Le pont Lueta, autrefois artère vitale reliant Samuanda à Luiza au Kasaï Central, n’est plus aujourd’hui qu’un symbole de l’abandon des populations rurales. Les images de ce pont flottant délabré, fermé depuis des mois par l’Office des routes provincial, racontent une histoire bien trop familière dans cette région enclavée de la République Démocratique du Congo.
« Je dois maintenant porter mon sac de maïs sur la tête pour traverser la rivière à pied », témoigne Mukendi, agriculteur de Samuanda. « Ce qui prenait 10 minutes en véhicule demande maintenant deux heures d’efforts épuisants. Mes produits s’abîment, et certains jours, quand la rivière est haute, nous risquons nos vies. »
Cette situation critique illustre la profonde crise infrastructures Kasaï Central qui frappe cette province. La route Samuanda Luiza, surnommée « la route du salut » par les habitants, est devenue un chemin de croix pour des milliers de personnes. Comment une région aussi stratégique peut-elle être ainsi coupée du reste du pays ?
Les autorités provinciales sonnent l’alarme. Djorry Ngandu Lukadi, directeur de cabinet du gouverneur, ne cache pas sa frustration : « Le pont est déjà cassé. Les gens traversent avec des sacs sur les épaules, c’est inacceptable. Nous sommes abandonnés à notre triste sort. »
L’isolement populations Kasaï s’aggrave de jour en jour. Les marchandises ne circulent plus, les prix des denrées flambent, et les malades ne peuvent plus accéder aux centres de santé de Luiza. « Ma femme a accouché sur la berge parce que nous n’avons pas pu traverser à temps », raconte un habitant visiblement ému.
L’Office des routes RDC à Kinshasa semble sourd aux appels répétés. Les devis pour la reconstruction du pont Lueta dorment dans les tiroirs de la direction générale, tandis que la direction provinciale avoue son impuissance. « Nous n’avons ni équipements, ni financement », reconnaît un responsable local sous couvert d’anonymat.

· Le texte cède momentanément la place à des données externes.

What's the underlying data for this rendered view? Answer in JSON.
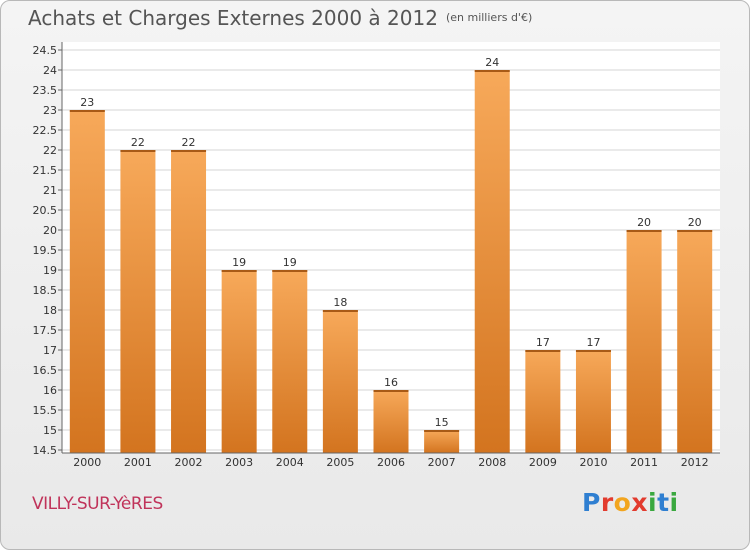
{
  "header": {
    "title": "Achats et Charges Externes 2000 à 2012",
    "subtitle": "(en milliers d'€)"
  },
  "footer": {
    "city": "VILLY-SUR-YèRES",
    "logo": {
      "letters": [
        "P",
        "r",
        "o",
        "x",
        "i",
        "t",
        "i"
      ],
      "colors": [
        "#2f7fd1",
        "#e23b2e",
        "#f2a51f",
        "#e23b2e",
        "#3aa83f",
        "#2f7fd1",
        "#3aa83f"
      ]
    }
  },
  "colors": {
    "bar_light": "#f7a95a",
    "bar_dark": "#d3741f",
    "grid": "#d4d4d4"
  },
  "chart_data": {
    "type": "bar",
    "title": "Achats et Charges Externes 2000 à 2012",
    "subtitle": "(en milliers d'€)",
    "xlabel": "",
    "ylabel": "",
    "categories": [
      "2000",
      "2001",
      "2002",
      "2003",
      "2004",
      "2005",
      "2006",
      "2007",
      "2008",
      "2009",
      "2010",
      "2011",
      "2012"
    ],
    "values": [
      23,
      22,
      22,
      19,
      19,
      18,
      16,
      15,
      24,
      17,
      17,
      20,
      20
    ],
    "ylim": [
      14.5,
      24.5
    ],
    "yticks": [
      "14.5",
      "15",
      "15.5",
      "16",
      "16.5",
      "17",
      "17.5",
      "18",
      "18.5",
      "19",
      "19.5",
      "20",
      "20.5",
      "21",
      "21.5",
      "22",
      "22.5",
      "23",
      "23.5",
      "24",
      "24.5"
    ],
    "grid": true,
    "legend": "none"
  }
}
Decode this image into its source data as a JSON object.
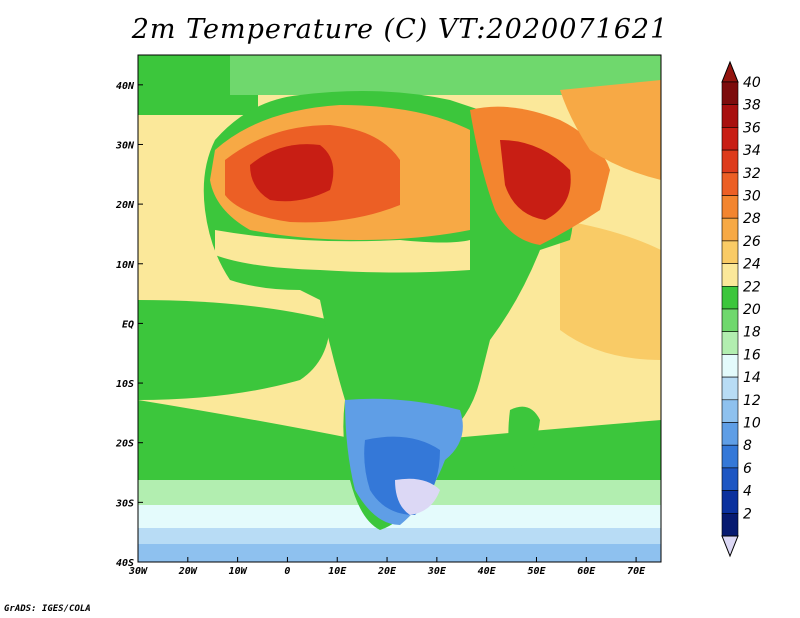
{
  "title": "2m Temperature (C) VT:2020071621",
  "footer": "GrADS: IGES/COLA",
  "map": {
    "lon_range": [
      -30,
      75
    ],
    "lat_range": [
      -40,
      45
    ],
    "x_ticks": [
      "30W",
      "20W",
      "10W",
      "0",
      "10E",
      "20E",
      "30E",
      "40E",
      "50E",
      "60E",
      "70E"
    ],
    "y_ticks": [
      "40N",
      "30N",
      "20N",
      "10N",
      "EQ",
      "10S",
      "20S",
      "30S",
      "40S"
    ]
  },
  "colorbar": {
    "labels": [
      "40",
      "38",
      "36",
      "34",
      "32",
      "30",
      "28",
      "26",
      "24",
      "22",
      "20",
      "18",
      "16",
      "14",
      "12",
      "10",
      "8",
      "6",
      "4",
      "2"
    ],
    "colors": [
      "#7d0c0c",
      "#a8100f",
      "#c81e14",
      "#dd3b1c",
      "#ec5f25",
      "#f3852f",
      "#f7a945",
      "#f9cb66",
      "#fbe89a",
      "#3cc63c",
      "#6fd86d",
      "#b2eeb0",
      "#e4fbfc",
      "#b8dcf5",
      "#8ec1ef",
      "#5f9ee6",
      "#3478d8",
      "#1d56c3",
      "#0b319e",
      "#071a70"
    ],
    "top_arrow_color": "#94150f",
    "bottom_arrow_color": "#dcd8f5"
  },
  "chart_data": {
    "type": "heatmap",
    "title": "2m Temperature (C) VT:2020071621",
    "x_ticks": [
      "30W",
      "20W",
      "10W",
      "0",
      "10E",
      "20E",
      "30E",
      "40E",
      "50E",
      "60E",
      "70E"
    ],
    "y_ticks": [
      "40N",
      "30N",
      "20N",
      "10N",
      "EQ",
      "10S",
      "20S",
      "30S",
      "40S"
    ],
    "xlim": [
      -30,
      75
    ],
    "ylim": [
      -40,
      45
    ],
    "colorbar_levels": [
      2,
      4,
      6,
      8,
      10,
      12,
      14,
      16,
      18,
      20,
      22,
      24,
      26,
      28,
      30,
      32,
      34,
      36,
      38,
      40
    ]
  }
}
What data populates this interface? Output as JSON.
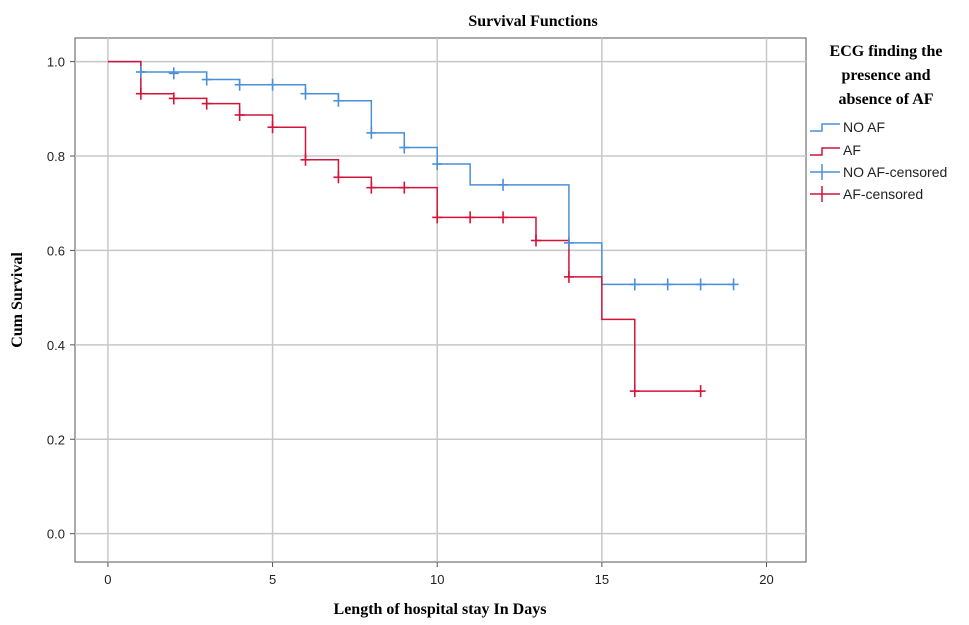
{
  "chart_data": {
    "type": "line",
    "title": "Survival Functions",
    "xlabel": "Length of hospital stay In Days",
    "ylabel": "Cum Survival",
    "xlim": [
      -1,
      21.2
    ],
    "ylim": [
      -0.06,
      1.05
    ],
    "x_ticks": [
      0,
      5,
      10,
      15,
      20
    ],
    "y_ticks": [
      0.0,
      0.2,
      0.4,
      0.6,
      0.8,
      1.0
    ],
    "x_tick_labels": [
      "0",
      "5",
      "10",
      "15",
      "20"
    ],
    "y_tick_labels": [
      "0.0",
      "0.2",
      "0.4",
      "0.6",
      "0.8",
      "1.0"
    ],
    "grid": true,
    "legend_position": "right",
    "legend": {
      "title_lines": [
        "ECG finding the",
        "presence and",
        "absence of AF"
      ],
      "entries": [
        "NO AF",
        "AF",
        "NO AF-censored",
        "AF-censored"
      ]
    },
    "series": [
      {
        "name": "NO AF",
        "color": "#4a90d9",
        "steps": [
          [
            0,
            1.0
          ],
          [
            1,
            0.978
          ],
          [
            3,
            0.962
          ],
          [
            4,
            0.951
          ],
          [
            6,
            0.932
          ],
          [
            7,
            0.917
          ],
          [
            8,
            0.849
          ],
          [
            9,
            0.818
          ],
          [
            10,
            0.783
          ],
          [
            11,
            0.739
          ],
          [
            14,
            0.616
          ],
          [
            15,
            0.528
          ],
          [
            19,
            0.528
          ]
        ],
        "censored": [
          [
            1,
            0.978
          ],
          [
            2,
            0.975
          ],
          [
            3,
            0.962
          ],
          [
            4,
            0.951
          ],
          [
            5,
            0.951
          ],
          [
            6,
            0.932
          ],
          [
            7,
            0.917
          ],
          [
            8,
            0.849
          ],
          [
            9,
            0.818
          ],
          [
            10,
            0.783
          ],
          [
            12,
            0.739
          ],
          [
            14,
            0.616
          ],
          [
            16,
            0.528
          ],
          [
            17,
            0.528
          ],
          [
            18,
            0.528
          ],
          [
            19,
            0.528
          ]
        ]
      },
      {
        "name": "AF",
        "color": "#d2143a",
        "steps": [
          [
            0,
            1.0
          ],
          [
            1,
            0.932
          ],
          [
            2,
            0.922
          ],
          [
            3,
            0.911
          ],
          [
            4,
            0.887
          ],
          [
            5,
            0.861
          ],
          [
            6,
            0.792
          ],
          [
            7,
            0.755
          ],
          [
            8,
            0.733
          ],
          [
            10,
            0.67
          ],
          [
            13,
            0.621
          ],
          [
            14,
            0.544
          ],
          [
            15,
            0.454
          ],
          [
            16,
            0.302
          ],
          [
            18,
            0.302
          ]
        ],
        "censored": [
          [
            1,
            0.932
          ],
          [
            2,
            0.922
          ],
          [
            3,
            0.911
          ],
          [
            4,
            0.887
          ],
          [
            5,
            0.861
          ],
          [
            6,
            0.792
          ],
          [
            7,
            0.755
          ],
          [
            8,
            0.733
          ],
          [
            9,
            0.733
          ],
          [
            10,
            0.67
          ],
          [
            11,
            0.67
          ],
          [
            12,
            0.67
          ],
          [
            13,
            0.621
          ],
          [
            14,
            0.544
          ],
          [
            16,
            0.302
          ],
          [
            18,
            0.302
          ]
        ]
      }
    ]
  }
}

La reconstruction pont Lueta devient donc un enjeu bien plus large qu’une simple question technique. Elle touche à la dignité des populations, à la survie économique de toute une région, et à la crédibilité des institutions étatiques. Jusqu’à quand les habitants devront-ils compter sur leurs seules forces pour maintenir le lien entre leurs communautés ?
Les conséquences de cette négligence sont multiples : augmentation de la pauvreté, recrudescence des maladies, exode rural accéléré. Les jeunes quittent les villages, faute de perspectives économiques. « Sans route praticable, nos enfants n’ont aucun avenir ici », déplore une mère de famille rencontrée près du pont désaffecté.
La solution passe nécessairement par une intervention urgente du gouvernement central. Le Fonds national d’entretien routier (FONER) et le ministère des Infrastructures doivent prendre leurs responsabilités. La reconstruction de ce pont stratégique représente bien plus qu’un projet d’infrastructure : c’est un impératif humanitaire et économique pour tout le Kasaï Central.
Alors que la saison des pluies approche, l’urgence devient plus pressante encore. Les populations riveraines regardent vers Kinshasa avec un mélange d’espoir et de résignation. Leur patience a des limites, tout comme leur capacité à survivre dans des conditions aussi précaires. La balle est désormais dans le camp des autorités nationales.